Either way, I would strongly advise you to keep an open mind and make a decision per app instead of a dogmatic approach against all apps. Also, if you really object an app pricing model, you might be surprised what may happen by simply reaching out to the vendor. Vendors can still make custom pricing using promotion codes, which they may be persuaded to do if you make a good argument ;)
I'm not really sure how it doesn't make sense. Your whole comment makes very little sense to a small, agile company looking for every advantage to work faster and smarter. I admire you if you have the luxury of being able to call up several app developers to negotiate price. I don't care to bid on apps, I prefer transparent, fair, simple pricing and a self-serve app store with instant access. I think most people do. Charging per seat for an entire team for an app that will only be used by 10% of them hardly seems fair now does it?
I actually began doing this. I quickly realised there's a dependency chain where one app (E.G. Planning Poker) only becomes useful to us if another app (Portfolio) is able to be licensed to a group of users rather than the entire instance.
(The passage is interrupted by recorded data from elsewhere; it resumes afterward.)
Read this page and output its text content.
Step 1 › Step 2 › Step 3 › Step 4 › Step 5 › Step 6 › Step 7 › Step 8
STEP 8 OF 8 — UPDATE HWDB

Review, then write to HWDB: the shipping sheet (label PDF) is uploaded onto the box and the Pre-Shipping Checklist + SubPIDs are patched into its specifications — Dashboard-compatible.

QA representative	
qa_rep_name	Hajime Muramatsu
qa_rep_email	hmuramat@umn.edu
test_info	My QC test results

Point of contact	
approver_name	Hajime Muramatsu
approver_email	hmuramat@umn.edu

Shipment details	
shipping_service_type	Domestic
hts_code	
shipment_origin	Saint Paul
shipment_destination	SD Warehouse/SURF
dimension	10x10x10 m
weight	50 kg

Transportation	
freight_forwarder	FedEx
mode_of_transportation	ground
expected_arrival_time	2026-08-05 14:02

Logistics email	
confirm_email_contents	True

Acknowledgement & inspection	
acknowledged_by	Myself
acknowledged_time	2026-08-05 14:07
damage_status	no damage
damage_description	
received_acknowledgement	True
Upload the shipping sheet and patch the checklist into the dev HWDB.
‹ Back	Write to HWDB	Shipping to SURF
A vendor I called up actually suggested I install a server instance with <10 users, and just run the apps I want there. If the Jira Import/Export flow wasn't so fraught with weird errors this might have worked.
While this is an old forum message, it is among the first answers that I got from a Google Search.
If you are still interested in this, the good news is that there is already a Feature Request in Atlassian's Jira which is currently "Under Consideration".
Add your vote to this feature to let know Atlassian that this is something really wanted!
I doubt it. How would you limit the use of the plugin function from a subset of the users? JIRA can't do that out of the box. It probably looks at the same pool of users, those that can logon, under the covers to know if the license is valid as JIRA does.